The COREQ checklist, consolidated criteria for reporting qualitative research, is given in Table 3.

Table 3 The COREQ checklist

Data collection

Interviews will be conducted by a qualitative researcher with all CMs, a sample of trial participants including those who declined the intervention or dropped out, and a sample of GPs. The interviews will be digitally-recorded (with participant’s consent) and transcribed, and transcripts will form the data to be analysed initially thematically, using a constant comparison approach. The topic guide will be modified as data collection and analysis progresses. Data analysis will involve a process of organising the data, descriptive coding, interpretive coding, writing and theorising.

Comparative analysis both within and across the data sets will be carried out to allow data from different participants to be compared and contrasted. Deviant cases will be actively sought throughout the analysis and emerging ideas and themes modified in response. Data analysis will involve at least two members of the research team to independently read transcripts and discuss coding and emerging themes, supervised by CCG. We will then reanalyse the data using the framework of the Normalisation Process Theory [42] in order to explore the barriers and facilitators of incorporating this intervention into routine care.

The process evaluation is an integral component of CASPER Plus [43] and will add value to the trial in explaining the findings and increasing the utility of the trial results and implications for clinical practice.

Discussion

Recruiting participants from this population may prove to be challenging and we are mindful of the need to adapt our recruitment methods. Adjustments have been made in our search criteria to account for the difference in population groups, that is, older adults with major depressive disorder compared to those with sub threshold depression, and a larger invitation base will be necessary in order to meet our recruitment target. We anticipate that this study will add to the existing international knowledge base of collaborative care for depression which has not yet been explored for an older population in a UK setting. In our economic analysis we aim to provide evidence of whether this intervention for older people will be cost effective when delivered within primary care. [44] We hope results will translate successfully into both health policy and practice.

Patient and public involvement

In advance of recruitment to the CASPER Plus trial, a patient and public involvement group was established. In an effort to meet NICE guidelines for patient and public involvement, to enable transparency and improve relevance of the study for the public, members of this group were asked to review and comment on the invitation materials.

Trial management

The Chief Investigator, Simon Gilbody, is responsible for the overall management of the CASPER Plus study. The York based Trial Manager, Helen Lewis, will be responsible for the co-ordination of the study between the sites. Recruitment has been extended from two sites - originally York (PI Simon Gilbody) and Leeds (PI John Holmes) - to four, with the addition of Durham (PI David Ekers) and Newcastle (PI Esther Cohen-Tovee) with the aim of meeting the recruitment target for this difficult to reach group. A trial research team in each site will carry out the day to day activities involved in recruiting and running the trial. Delivery of collaborative care is carried out by dedicated, skilled and trained CMs at each site, who are specifically trained for the trial and supervised by trial supervisors to ensure continuity of delivery. The process evaluation will be managed by Carolyn Chew-Graham.

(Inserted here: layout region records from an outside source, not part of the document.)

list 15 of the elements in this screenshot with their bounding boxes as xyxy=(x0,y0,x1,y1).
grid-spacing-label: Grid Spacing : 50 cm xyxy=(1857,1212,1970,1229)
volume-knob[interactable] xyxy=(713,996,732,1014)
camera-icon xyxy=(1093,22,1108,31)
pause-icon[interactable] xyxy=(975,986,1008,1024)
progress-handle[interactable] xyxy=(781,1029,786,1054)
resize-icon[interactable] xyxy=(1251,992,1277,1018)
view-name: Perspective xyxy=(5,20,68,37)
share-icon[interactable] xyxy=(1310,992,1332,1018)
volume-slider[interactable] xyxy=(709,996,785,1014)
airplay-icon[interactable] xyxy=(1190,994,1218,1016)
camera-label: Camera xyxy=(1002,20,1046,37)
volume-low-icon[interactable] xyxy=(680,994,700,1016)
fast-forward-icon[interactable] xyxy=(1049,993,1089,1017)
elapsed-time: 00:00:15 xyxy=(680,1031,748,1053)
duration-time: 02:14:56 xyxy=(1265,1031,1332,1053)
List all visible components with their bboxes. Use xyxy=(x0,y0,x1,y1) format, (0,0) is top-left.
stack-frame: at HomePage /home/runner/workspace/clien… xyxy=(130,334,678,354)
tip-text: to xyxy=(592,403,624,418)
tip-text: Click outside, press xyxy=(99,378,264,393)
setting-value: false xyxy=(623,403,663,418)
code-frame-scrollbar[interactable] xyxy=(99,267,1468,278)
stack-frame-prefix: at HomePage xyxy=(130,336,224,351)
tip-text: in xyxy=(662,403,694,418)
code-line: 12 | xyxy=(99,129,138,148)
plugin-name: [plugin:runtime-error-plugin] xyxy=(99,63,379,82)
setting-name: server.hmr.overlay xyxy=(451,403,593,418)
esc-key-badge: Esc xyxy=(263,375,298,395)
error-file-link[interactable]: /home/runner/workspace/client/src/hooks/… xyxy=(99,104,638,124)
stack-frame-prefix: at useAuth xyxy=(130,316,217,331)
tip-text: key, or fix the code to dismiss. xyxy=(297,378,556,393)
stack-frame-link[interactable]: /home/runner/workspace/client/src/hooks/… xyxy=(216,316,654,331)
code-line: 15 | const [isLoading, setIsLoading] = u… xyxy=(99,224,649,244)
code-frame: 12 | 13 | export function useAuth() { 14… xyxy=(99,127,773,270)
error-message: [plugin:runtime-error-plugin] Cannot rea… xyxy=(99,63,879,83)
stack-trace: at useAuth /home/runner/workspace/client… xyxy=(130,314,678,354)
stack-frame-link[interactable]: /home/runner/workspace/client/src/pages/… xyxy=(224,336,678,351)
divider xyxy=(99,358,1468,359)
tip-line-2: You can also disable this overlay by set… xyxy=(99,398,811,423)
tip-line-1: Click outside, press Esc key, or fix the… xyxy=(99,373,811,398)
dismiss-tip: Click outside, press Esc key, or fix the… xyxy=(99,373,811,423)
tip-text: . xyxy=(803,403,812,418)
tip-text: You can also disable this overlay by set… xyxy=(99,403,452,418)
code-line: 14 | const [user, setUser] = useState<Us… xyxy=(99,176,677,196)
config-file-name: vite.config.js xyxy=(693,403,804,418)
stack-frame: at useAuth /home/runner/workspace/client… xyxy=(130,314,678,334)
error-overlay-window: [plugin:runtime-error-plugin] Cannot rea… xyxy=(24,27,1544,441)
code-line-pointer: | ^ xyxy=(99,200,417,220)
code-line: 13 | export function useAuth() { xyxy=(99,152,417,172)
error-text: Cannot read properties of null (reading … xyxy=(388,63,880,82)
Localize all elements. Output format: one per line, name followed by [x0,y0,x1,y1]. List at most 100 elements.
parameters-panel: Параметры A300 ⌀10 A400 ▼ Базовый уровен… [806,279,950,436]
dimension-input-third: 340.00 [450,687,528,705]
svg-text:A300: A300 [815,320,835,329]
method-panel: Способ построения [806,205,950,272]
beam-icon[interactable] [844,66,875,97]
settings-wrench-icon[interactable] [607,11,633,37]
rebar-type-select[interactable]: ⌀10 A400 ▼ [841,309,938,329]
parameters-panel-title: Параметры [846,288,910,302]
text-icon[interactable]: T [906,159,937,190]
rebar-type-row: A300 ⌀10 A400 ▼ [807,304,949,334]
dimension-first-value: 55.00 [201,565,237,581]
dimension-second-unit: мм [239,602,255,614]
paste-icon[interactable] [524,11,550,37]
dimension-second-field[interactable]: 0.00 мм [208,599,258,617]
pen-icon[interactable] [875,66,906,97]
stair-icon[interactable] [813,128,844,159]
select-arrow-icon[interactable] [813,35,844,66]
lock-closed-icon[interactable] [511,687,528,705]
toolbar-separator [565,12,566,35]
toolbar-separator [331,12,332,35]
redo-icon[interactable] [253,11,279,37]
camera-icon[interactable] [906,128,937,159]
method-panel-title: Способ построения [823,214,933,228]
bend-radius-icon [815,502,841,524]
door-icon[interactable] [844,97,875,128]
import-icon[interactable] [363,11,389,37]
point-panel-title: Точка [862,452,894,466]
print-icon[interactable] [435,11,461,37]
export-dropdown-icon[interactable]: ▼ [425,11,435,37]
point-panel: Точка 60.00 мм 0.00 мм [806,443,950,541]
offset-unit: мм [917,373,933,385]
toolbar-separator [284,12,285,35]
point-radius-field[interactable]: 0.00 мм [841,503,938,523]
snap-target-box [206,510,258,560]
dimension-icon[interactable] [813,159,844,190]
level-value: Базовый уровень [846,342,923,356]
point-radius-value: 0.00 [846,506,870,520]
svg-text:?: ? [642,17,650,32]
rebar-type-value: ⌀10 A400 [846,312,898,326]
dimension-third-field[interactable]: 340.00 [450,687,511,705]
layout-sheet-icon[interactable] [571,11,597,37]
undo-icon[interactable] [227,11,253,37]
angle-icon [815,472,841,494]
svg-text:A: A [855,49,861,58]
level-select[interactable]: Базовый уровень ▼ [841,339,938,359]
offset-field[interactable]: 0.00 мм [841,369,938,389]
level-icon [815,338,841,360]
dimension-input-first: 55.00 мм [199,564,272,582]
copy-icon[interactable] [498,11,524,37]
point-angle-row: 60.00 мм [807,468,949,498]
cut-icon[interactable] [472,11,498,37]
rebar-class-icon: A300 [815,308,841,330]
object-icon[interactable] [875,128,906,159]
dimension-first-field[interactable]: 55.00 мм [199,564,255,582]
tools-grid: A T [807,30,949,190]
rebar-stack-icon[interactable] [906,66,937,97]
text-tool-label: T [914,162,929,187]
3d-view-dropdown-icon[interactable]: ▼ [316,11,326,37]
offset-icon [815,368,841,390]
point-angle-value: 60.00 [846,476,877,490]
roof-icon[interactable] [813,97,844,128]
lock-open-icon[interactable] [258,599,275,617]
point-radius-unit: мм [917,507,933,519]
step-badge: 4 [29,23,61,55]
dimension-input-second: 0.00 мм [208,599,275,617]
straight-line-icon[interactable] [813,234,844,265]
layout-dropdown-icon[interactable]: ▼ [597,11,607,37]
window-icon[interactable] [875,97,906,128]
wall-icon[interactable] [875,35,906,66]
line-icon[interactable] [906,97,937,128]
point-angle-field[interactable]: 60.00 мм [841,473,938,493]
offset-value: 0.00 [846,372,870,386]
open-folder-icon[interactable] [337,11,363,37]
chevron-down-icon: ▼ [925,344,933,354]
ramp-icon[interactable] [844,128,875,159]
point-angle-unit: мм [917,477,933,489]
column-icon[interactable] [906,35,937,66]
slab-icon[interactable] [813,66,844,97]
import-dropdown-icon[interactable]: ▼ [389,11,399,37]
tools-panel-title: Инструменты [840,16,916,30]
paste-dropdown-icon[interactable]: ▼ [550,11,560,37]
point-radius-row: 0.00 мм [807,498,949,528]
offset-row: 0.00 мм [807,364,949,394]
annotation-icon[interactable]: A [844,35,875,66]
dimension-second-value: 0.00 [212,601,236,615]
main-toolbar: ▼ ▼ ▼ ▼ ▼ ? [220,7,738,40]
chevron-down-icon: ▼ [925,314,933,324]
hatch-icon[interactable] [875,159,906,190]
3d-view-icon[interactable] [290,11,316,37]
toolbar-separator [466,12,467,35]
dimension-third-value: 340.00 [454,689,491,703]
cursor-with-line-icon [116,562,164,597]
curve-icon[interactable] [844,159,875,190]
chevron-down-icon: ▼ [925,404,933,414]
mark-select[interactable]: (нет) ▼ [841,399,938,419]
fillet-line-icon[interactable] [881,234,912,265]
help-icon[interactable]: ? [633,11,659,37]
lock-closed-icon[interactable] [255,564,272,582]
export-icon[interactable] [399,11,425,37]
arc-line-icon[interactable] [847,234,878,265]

A Trial Management Group oversees the operational management of the CASPER Plus trial. Additionally, an independent Trial Steering Committee and Data Monitoring & Ethics Committee have been established; both committees meet at regular intervals to oversee the overall management of this trial. Further information on membership can be obtained from the corresponding author, Professor Simon Gilbody.

For further information on the HTA’s projects, see: http://www.nets.nihr.ac.uk/programmes/hta.

Trial status

The CASPER Plus trial is still in its recruitment phase. The process evaluation has begun.